July 8 2026
Editorial: The Politics of the Armenian Genocide
More than a century after approximately 1.5 million Armenians were systematically massacred by the Ottoman Empire during World War I, Israel has decided to officially recognize those atrocities as genocide. Over three dozen countries — including the United States, France, Germany and Canada — have already done so. Despite broad agreement among historians that the Armenian genocide occurred, Israel remained one of the last Western democracies to withhold formal recognition.
Successive Israeli governments did so for reasons of national security, not historical disagreement. Turkey was Israel’s closest Muslim ally, while Azerbaijan became an increasingly indispensable strategic partner, supplying energy, purchasing Israeli weapons and providing Israel with an intelligence foothold on Iran’s border. Recognizing the Armenian genocide threatened those relationships, so diplomacy consistently prevailed over history.
Since Hamas’ Oct. 7 attack, however, relations between Israel and Turkey have collapsed. President Recep Tayyip Erdogan has embraced Hamas, accused Israel of genocide, severed economic ties and repeatedly compared Israeli leaders to Nazis. With little left to lose, Israel’s cabinet unanimously approved recognition of the Armenian genocide, subject to final approval by the Knesset.
The obvious conclusion is that Israel is using history in its confrontation with Turkey. That may make political sense, but it raises an important moral question. If recognizing a genocide is the right thing to do, should governments wait until doing so becomes politically convenient?

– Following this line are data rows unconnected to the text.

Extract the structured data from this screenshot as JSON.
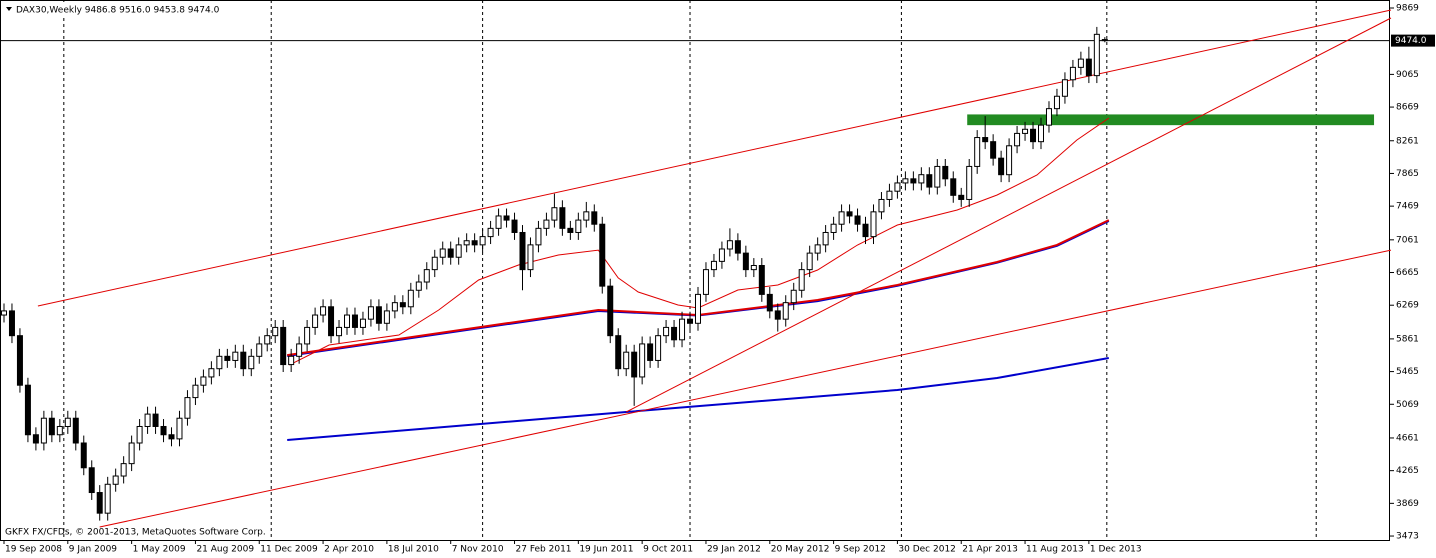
{
  "chart_data": {
    "type": "candlestick",
    "title": "DAX30,Weekly  9486.8 9516.0 9453.8 9474.0",
    "footer": "GKFX FX/CFDs, © 2001-2013, MetaQuotes Software Corp.",
    "xlim": [
      -1,
      347.5
    ],
    "ylim": [
      3425,
      9966
    ],
    "yticks": [
      9869,
      9065,
      8669,
      8261,
      7865,
      7469,
      7061,
      6665,
      6269,
      5861,
      5465,
      5069,
      4661,
      4265,
      3869,
      3473
    ],
    "xticks": [
      {
        "value": 0,
        "label": "19 Sep 2008"
      },
      {
        "value": 16,
        "label": "9 Jan 2009"
      },
      {
        "value": 32,
        "label": "1 May 2009"
      },
      {
        "value": 48,
        "label": "21 Aug 2009"
      },
      {
        "value": 64,
        "label": "11 Dec 2009"
      },
      {
        "value": 80,
        "label": "2 Apr 2010"
      },
      {
        "value": 96,
        "label": "18 Jul 2010"
      },
      {
        "value": 112,
        "label": "7 Nov 2010"
      },
      {
        "value": 128,
        "label": "27 Feb 2011"
      },
      {
        "value": 144,
        "label": "19 Jun 2011"
      },
      {
        "value": 160,
        "label": "9 Oct 2011"
      },
      {
        "value": 176,
        "label": "29 Jan 2012"
      },
      {
        "value": 192,
        "label": "20 May 2012"
      },
      {
        "value": 208,
        "label": "9 Sep 2012"
      },
      {
        "value": 224,
        "label": "30 Dec 2012"
      },
      {
        "value": 240,
        "label": "21 Apr 2013"
      },
      {
        "value": 256,
        "label": "11 Aug 2013"
      },
      {
        "value": 272,
        "label": "1 Dec 2013"
      }
    ],
    "separators": [
      15,
      67,
      120,
      172,
      225,
      276.5,
      329
    ],
    "price_line": {
      "value": 9474,
      "label": "9474.0"
    },
    "bull_fill": "#ffffff",
    "bear_fill": "#000000",
    "x": [
      0,
      2,
      4,
      6,
      8,
      10,
      12,
      14,
      16,
      18,
      20,
      22,
      24,
      26,
      28,
      30,
      32,
      34,
      36,
      38,
      40,
      42,
      44,
      46,
      48,
      50,
      52,
      54,
      56,
      58,
      60,
      62,
      64,
      66,
      68,
      70,
      72,
      74,
      76,
      78,
      80,
      82,
      84,
      86,
      88,
      90,
      92,
      94,
      96,
      98,
      100,
      102,
      104,
      106,
      108,
      110,
      112,
      114,
      116,
      118,
      120,
      122,
      124,
      126,
      128,
      130,
      132,
      134,
      136,
      138,
      140,
      142,
      144,
      146,
      148,
      150,
      152,
      154,
      156,
      158,
      160,
      162,
      164,
      166,
      168,
      170,
      172,
      174,
      176,
      178,
      180,
      182,
      184,
      186,
      188,
      190,
      192,
      194,
      196,
      198,
      200,
      202,
      204,
      206,
      208,
      210,
      212,
      214,
      216,
      218,
      220,
      222,
      224,
      226,
      228,
      230,
      232,
      234,
      236,
      238,
      240,
      242,
      244,
      246,
      248,
      250,
      252,
      254,
      256,
      258,
      260,
      262,
      264,
      266,
      268,
      270,
      272,
      274,
      276
    ],
    "candles": [
      [
        6150,
        6290,
        6060,
        6200
      ],
      [
        6200,
        6290,
        5810,
        5900
      ],
      [
        5900,
        5990,
        5210,
        5300
      ],
      [
        5300,
        5390,
        4610,
        4700
      ],
      [
        4700,
        4790,
        4510,
        4600
      ],
      [
        4600,
        4990,
        4510,
        4900
      ],
      [
        4900,
        4990,
        4610,
        4700
      ],
      [
        4700,
        4890,
        4610,
        4800
      ],
      [
        4800,
        4990,
        4710,
        4900
      ],
      [
        4900,
        4990,
        4510,
        4600
      ],
      [
        4600,
        4690,
        4210,
        4300
      ],
      [
        4300,
        4390,
        3910,
        4000
      ],
      [
        4000,
        4090,
        3660,
        3750
      ],
      [
        3750,
        4190,
        3660,
        4100
      ],
      [
        4100,
        4290,
        4010,
        4200
      ],
      [
        4200,
        4440,
        4110,
        4350
      ],
      [
        4350,
        4690,
        4260,
        4600
      ],
      [
        4600,
        4890,
        4510,
        4800
      ],
      [
        4800,
        5040,
        4710,
        4950
      ],
      [
        4950,
        5040,
        4710,
        4800
      ],
      [
        4800,
        4890,
        4610,
        4700
      ],
      [
        4700,
        4790,
        4560,
        4650
      ],
      [
        4650,
        4990,
        4560,
        4900
      ],
      [
        4900,
        5240,
        4810,
        5150
      ],
      [
        5150,
        5390,
        5060,
        5300
      ],
      [
        5300,
        5490,
        5210,
        5400
      ],
      [
        5400,
        5590,
        5310,
        5500
      ],
      [
        5500,
        5740,
        5410,
        5650
      ],
      [
        5650,
        5740,
        5510,
        5600
      ],
      [
        5600,
        5790,
        5510,
        5700
      ],
      [
        5700,
        5790,
        5410,
        5500
      ],
      [
        5500,
        5740,
        5410,
        5650
      ],
      [
        5650,
        5890,
        5560,
        5800
      ],
      [
        5800,
        5990,
        5710,
        5900
      ],
      [
        5900,
        6090,
        5810,
        6000
      ],
      [
        6000,
        6090,
        5460,
        5550
      ],
      [
        5550,
        5740,
        5460,
        5650
      ],
      [
        5650,
        5890,
        5560,
        5800
      ],
      [
        5800,
        6090,
        5710,
        6000
      ],
      [
        6000,
        6240,
        5910,
        6150
      ],
      [
        6150,
        6340,
        6060,
        6250
      ],
      [
        6250,
        6340,
        5810,
        5900
      ],
      [
        5900,
        6090,
        5810,
        6000
      ],
      [
        6000,
        6240,
        5910,
        6150
      ],
      [
        6150,
        6240,
        5910,
        6000
      ],
      [
        6000,
        6190,
        5910,
        6100
      ],
      [
        6100,
        6340,
        6010,
        6250
      ],
      [
        6250,
        6340,
        5960,
        6050
      ],
      [
        6050,
        6290,
        5960,
        6200
      ],
      [
        6200,
        6390,
        6110,
        6300
      ],
      [
        6300,
        6390,
        6160,
        6250
      ],
      [
        6250,
        6540,
        6160,
        6450
      ],
      [
        6450,
        6640,
        6360,
        6550
      ],
      [
        6550,
        6790,
        6460,
        6700
      ],
      [
        6700,
        6940,
        6610,
        6850
      ],
      [
        6850,
        7040,
        6760,
        6950
      ],
      [
        6950,
        7040,
        6760,
        6850
      ],
      [
        6850,
        7090,
        6760,
        7000
      ],
      [
        7000,
        7140,
        6910,
        7050
      ],
      [
        7050,
        7140,
        6910,
        7000
      ],
      [
        7000,
        7190,
        6910,
        7100
      ],
      [
        7100,
        7290,
        7010,
        7200
      ],
      [
        7200,
        7440,
        7110,
        7350
      ],
      [
        7350,
        7440,
        7210,
        7300
      ],
      [
        7300,
        7390,
        7060,
        7150
      ],
      [
        7150,
        7240,
        6450,
        6700
      ],
      [
        6700,
        7090,
        6610,
        7000
      ],
      [
        7000,
        7290,
        6910,
        7200
      ],
      [
        7200,
        7390,
        7110,
        7300
      ],
      [
        7300,
        7620,
        7210,
        7450
      ],
      [
        7450,
        7540,
        7110,
        7200
      ],
      [
        7200,
        7290,
        7060,
        7150
      ],
      [
        7150,
        7390,
        7060,
        7300
      ],
      [
        7300,
        7520,
        7210,
        7400
      ],
      [
        7400,
        7490,
        7160,
        7250
      ],
      [
        7250,
        7340,
        6410,
        6500
      ],
      [
        6500,
        6590,
        5810,
        5900
      ],
      [
        5900,
        5990,
        5410,
        5500
      ],
      [
        5500,
        5790,
        5410,
        5700
      ],
      [
        5700,
        5790,
        5050,
        5400
      ],
      [
        5400,
        5890,
        5310,
        5800
      ],
      [
        5800,
        5890,
        5510,
        5600
      ],
      [
        5600,
        5990,
        5510,
        5900
      ],
      [
        5900,
        6090,
        5810,
        6000
      ],
      [
        6000,
        6090,
        5760,
        5850
      ],
      [
        5850,
        6190,
        5760,
        6100
      ],
      [
        6100,
        6190,
        5960,
        6050
      ],
      [
        6050,
        6490,
        5960,
        6400
      ],
      [
        6400,
        6790,
        6310,
        6700
      ],
      [
        6700,
        6890,
        6610,
        6800
      ],
      [
        6800,
        7040,
        6710,
        6950
      ],
      [
        6950,
        7200,
        6860,
        7050
      ],
      [
        7050,
        7140,
        6810,
        6900
      ],
      [
        6900,
        6990,
        6610,
        6700
      ],
      [
        6700,
        6840,
        6610,
        6750
      ],
      [
        6750,
        6840,
        6310,
        6400
      ],
      [
        6400,
        6490,
        6110,
        6200
      ],
      [
        6200,
        6290,
        5950,
        6100
      ],
      [
        6100,
        6390,
        6010,
        6300
      ],
      [
        6300,
        6540,
        6210,
        6450
      ],
      [
        6450,
        6790,
        6360,
        6700
      ],
      [
        6700,
        6990,
        6610,
        6900
      ],
      [
        6900,
        7090,
        6810,
        7000
      ],
      [
        7000,
        7240,
        6910,
        7150
      ],
      [
        7150,
        7340,
        7060,
        7250
      ],
      [
        7250,
        7490,
        7160,
        7400
      ],
      [
        7400,
        7490,
        7260,
        7350
      ],
      [
        7350,
        7440,
        7160,
        7250
      ],
      [
        7250,
        7340,
        7010,
        7100
      ],
      [
        7100,
        7490,
        7010,
        7400
      ],
      [
        7400,
        7640,
        7310,
        7550
      ],
      [
        7550,
        7740,
        7460,
        7650
      ],
      [
        7650,
        7840,
        7560,
        7750
      ],
      [
        7750,
        7890,
        7660,
        7800
      ],
      [
        7800,
        7890,
        7660,
        7750
      ],
      [
        7750,
        7940,
        7660,
        7850
      ],
      [
        7850,
        7940,
        7610,
        7700
      ],
      [
        7700,
        8040,
        7610,
        7950
      ],
      [
        7950,
        8040,
        7710,
        7800
      ],
      [
        7800,
        7890,
        7510,
        7600
      ],
      [
        7600,
        7690,
        7460,
        7550
      ],
      [
        7550,
        8040,
        7460,
        7950
      ],
      [
        7950,
        8390,
        7860,
        8300
      ],
      [
        8300,
        8560,
        8160,
        8250
      ],
      [
        8250,
        8340,
        7960,
        8050
      ],
      [
        8050,
        8140,
        7760,
        7850
      ],
      [
        7850,
        8290,
        7760,
        8200
      ],
      [
        8200,
        8440,
        8110,
        8350
      ],
      [
        8350,
        8490,
        8260,
        8400
      ],
      [
        8400,
        8490,
        8160,
        8250
      ],
      [
        8250,
        8540,
        8160,
        8450
      ],
      [
        8450,
        8740,
        8360,
        8650
      ],
      [
        8650,
        8890,
        8560,
        8800
      ],
      [
        8800,
        9090,
        8710,
        9000
      ],
      [
        9000,
        9240,
        8910,
        9150
      ],
      [
        9150,
        9340,
        9060,
        9250
      ],
      [
        9250,
        9400,
        8960,
        9050
      ],
      [
        9050,
        9640,
        8960,
        9550
      ],
      [
        9486.8,
        9516.0,
        9453.8,
        9474.0
      ]
    ],
    "zone": {
      "color": "#228b22",
      "x": [
        241.5,
        343.5
      ],
      "values": [
        8450,
        8580
      ]
    },
    "lines": [
      {
        "color": "#0000cc",
        "width": 2.2,
        "x": [
          71,
          149,
          174,
          204,
          224,
          249,
          264,
          277
        ],
        "values": [
          5655,
          6200,
          6145,
          6320,
          6505,
          6785,
          6990,
          7290
        ]
      },
      {
        "color": "#e00000",
        "width": 2,
        "x": [
          71,
          149,
          174,
          204,
          224,
          249,
          264,
          277
        ],
        "values": [
          5665,
          6211,
          6150,
          6332,
          6514,
          6793,
          7000,
          7300
        ]
      },
      {
        "color": "#0000cc",
        "width": 2,
        "x": [
          71,
          156,
          224,
          249,
          277
        ],
        "values": [
          4636,
          4975,
          5242,
          5387,
          5630
        ]
      },
      {
        "color": "#e00000",
        "width": 1,
        "x": [
          71.5,
          81.5,
          99,
          109,
          119,
          129,
          139,
          149,
          154,
          159,
          169,
          174,
          184,
          194,
          204,
          214,
          224,
          239,
          249,
          259,
          269,
          277
        ],
        "values": [
          5544,
          5787,
          5908,
          6211,
          6574,
          6756,
          6877,
          6937,
          6600,
          6429,
          6271,
          6235,
          6453,
          6514,
          6695,
          6998,
          7240,
          7422,
          7604,
          7846,
          8270,
          8536
        ]
      },
      {
        "color": "#e00000",
        "width": 1,
        "x": [
          8.5,
          347.75
        ],
        "values": [
          6259,
          9845
        ]
      },
      {
        "color": "#e00000",
        "width": 1,
        "x": [
          24,
          347.75
        ],
        "values": [
          3582,
          6937
        ]
      },
      {
        "color": "#e00000",
        "width": 1,
        "x": [
          156,
          347.75
        ],
        "values": [
          4975,
          9748
        ]
      }
    ]
  }
}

Israel is hardly alone. The United States delayed official recognition of the Armenian genocide for decades before finally acting in 2021, after relations with Turkey had sharply deteriorated. Other governments have followed similar paths. Historical truth has too often been acknowledged only after the diplomatic costs became acceptable.
That should trouble us.
A genocide either occurred or it did not. Recognition should depend upon historical evidence, not the current state of international alliances. When governments acknowledge crimes against humanity only after strategic circumstances change, they invite skepticism about whether they are honoring history or exploiting it.
Yet imperfect motives do not necessarily produce an imperfect result. Israel should have recognized the Armenian genocide years ago, when doing so required genuine political courage. That it waited until recognition no longer carried significant diplomatic cost diminishes the courage the decision reflects. It does not diminish the historical truth the decision finally acknowledges.
Nor does recognition alter the legal standard by which future allegations of genocide — including those directed at Israel — must be judged. Every such accusation must stand or fall on its own evidence under international law. Recognizing one genocide neither proves nor disproves another.
The practical consequences of Israel’s decision will likely be modest. Turkey and Azerbaijan are unlikely to alter their policies, and nothing can change what happened more than a century ago. But recognition has never been about rewriting history. It is about preventing its erasure. Nations that refuse to acknowledge crimes against humanity lend comfort to denial and diminish their own moral authority.
That is why timing matters. Israel has finally reached the right destination. One can only wish it — and many other nations — had arrived there when doing so demanded conviction rather than convenience.